Consumers viewed buying conditions for long-lasting manufactured goods as the worst since the survey started tracking the series in 1978. Economists were unfazed, noting that consumers were sitting on at least $2 trillion in excess savings accumulated during the pandemic.
“But consumer spending keeps rising, and with savings high, household debt low and the jobs market strong, that spending should continue until the economy falters,” said Robert Frick, corporate economist with Navy Federal Credit Union in Vienna, Virginia.Even as consumers stressed about high prices, long-term inflation expectations appeared to be well anchored. The survey’s one-year inflation expectations were at 5.4% for the third straight month. Its five-year inflation expectations were unchanged at 3.0% for the fourth consecutive month.
Stocks on Wall Street rebounded after a tumultuous week, while the dollar fell against a basket of currencies. U.S. Treasury yields rose.
INFLATION LIKELY PEAKED
There have been worries that high inflation and the Fed’s interest rate hikes, which started in March, could abruptly slow growth or even tip the economy into recession. The economy contracted in the first quarter under the weight of a record trade deficit, but domestic demand remained solid.
Though inflation is likely to remain elevated, signs are growing that price pressures have peaked.
A separate report from the Labor Department showed import prices were unexpectedly flat in April as a decline in the cost of petroleum offset gains in food and other products. Import prices had surged 2.9% in March.
Economists had forecast import prices, which exclude tariffs, would climb 0.6%. In the 12 months through April, import prices rose 12.0% after accelerating 13.0% in the year through March.
Government data this week showed monthly consumer prices increased at the slowest pace in eight months, while the gain in producer prices was the smallest since last September.
With oil prices drifting higher in May, monthly import, consumer and producer prices are likely to pick up.
Annual inflation rates are expected to continue edging lower, though likely to stay above the Fed’s 2% target.

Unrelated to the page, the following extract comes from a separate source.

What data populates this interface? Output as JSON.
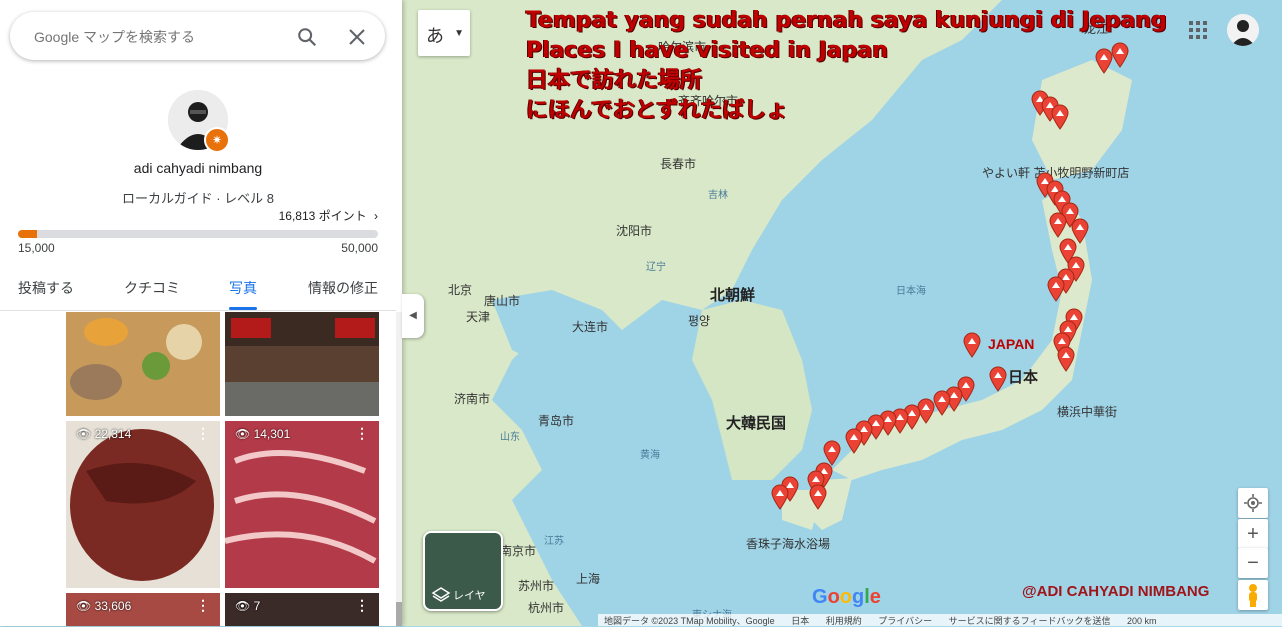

The deceleration is mostly the result of last year’s big increases dropping out of the calculation. The U.S. central bank last week raised its policy interest rate by half a percentage point, the biggest hike in 22 years, and said it would begin trimming its bond holdings next month.
Imported fuel prices dropped 2.4% last month after soaring 17.3% in March. Petroleum prices declined 2.9%, while the cost of imported food increased 0.9%. Prices of imported capital goods rose 0.4%.
The cost of imported consumer goods excluding motor vehicles was unchanged. Prices of imported motor vehicles and parts climbed 0.3%. Excluding fuel and food, import prices rose 0.4%. These so-called core import prices advanced 1.3% in March. They increased 6.9% on a year-on-year basis in April.
Some of the slowdown in the monthly core import price gains reflect the dollar’s strength against the currencies of the United States’ main trade partners. The greenback has gained about 2.65% on a trade-weighted basis since the Fed started raising interest rates.
“Past appreciation in the U.S. dollar will also put some downward pressure on import prices,” said Ryan Sweet, a senior economist at Moody’s Analytics in West Chester, Pennsylvania.